While the cattle were there, I grabbed orphan 493 out of the mob and gave him his second pour-on drench. The other calves haven't been drenched at all yet, but since the orphan calf doesn't have the gut-protective effect of ingesting his mother's milk, he needs the assistance of a drench to keep his internal parasites from getting him down. Young calves may have quite high levels of intestinal parasites, but milk reduces some of the damage those parasites do to them.
Stephan's mother, Muriel Mathew (née Brown), died in the early hours of Wednesday morning, with many of her extended family gathered around. The funeral service was held at St Saviour's Anglican Church in Kaitaia on Friday, led by the Reverends Jill Renner and Michael Withiel, followed by cremation.
Muriel was born in 1921 in Liverpool, England, the eldest of three girls. She became a Land Girl during the second world war, that 'army' of young women who went onto the farms which had been left without workers as all the young men went off to war. It was while working on a farm near Brecon, in Wales, that she met Patrick, married him and began the family which eventually numbered six children, of which Stephan is third. The family moved to New Zealand in 1959 for Patrick to continue Veterinary practice in the South Island, but shortly afterwards moved to Gisborne, where they spent many years. When Patrick retired, he and Stephan picked out this farm as the perfect place for Patrick and Muriel's retirement and a place for Stephan to farm.

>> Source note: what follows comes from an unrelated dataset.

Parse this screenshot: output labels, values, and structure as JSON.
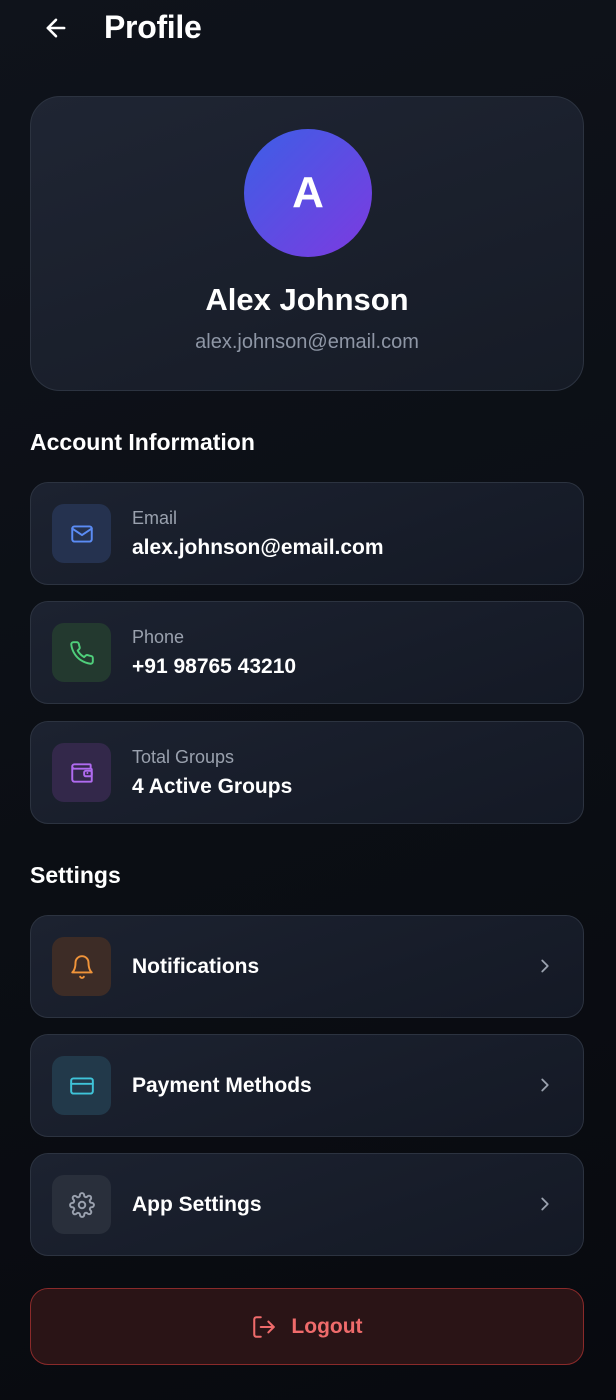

For several years now, Muriel has lived nearer Kaitaia, but was often our visitor here in Diggers Valley, most recently only a few weeks ago, when she spent the night in a room which looks out across the farm, then enjoyed a trip around the farm in the ute, since the weather was dry and much of the farm driveable. She was always an appreciative admirer of what we were doing here.
These are only some of the stories I know of the life of Muriel and they are only a tiny fraction of the whole, as known to all the others, and she herself. I shall miss my Mother-out-law!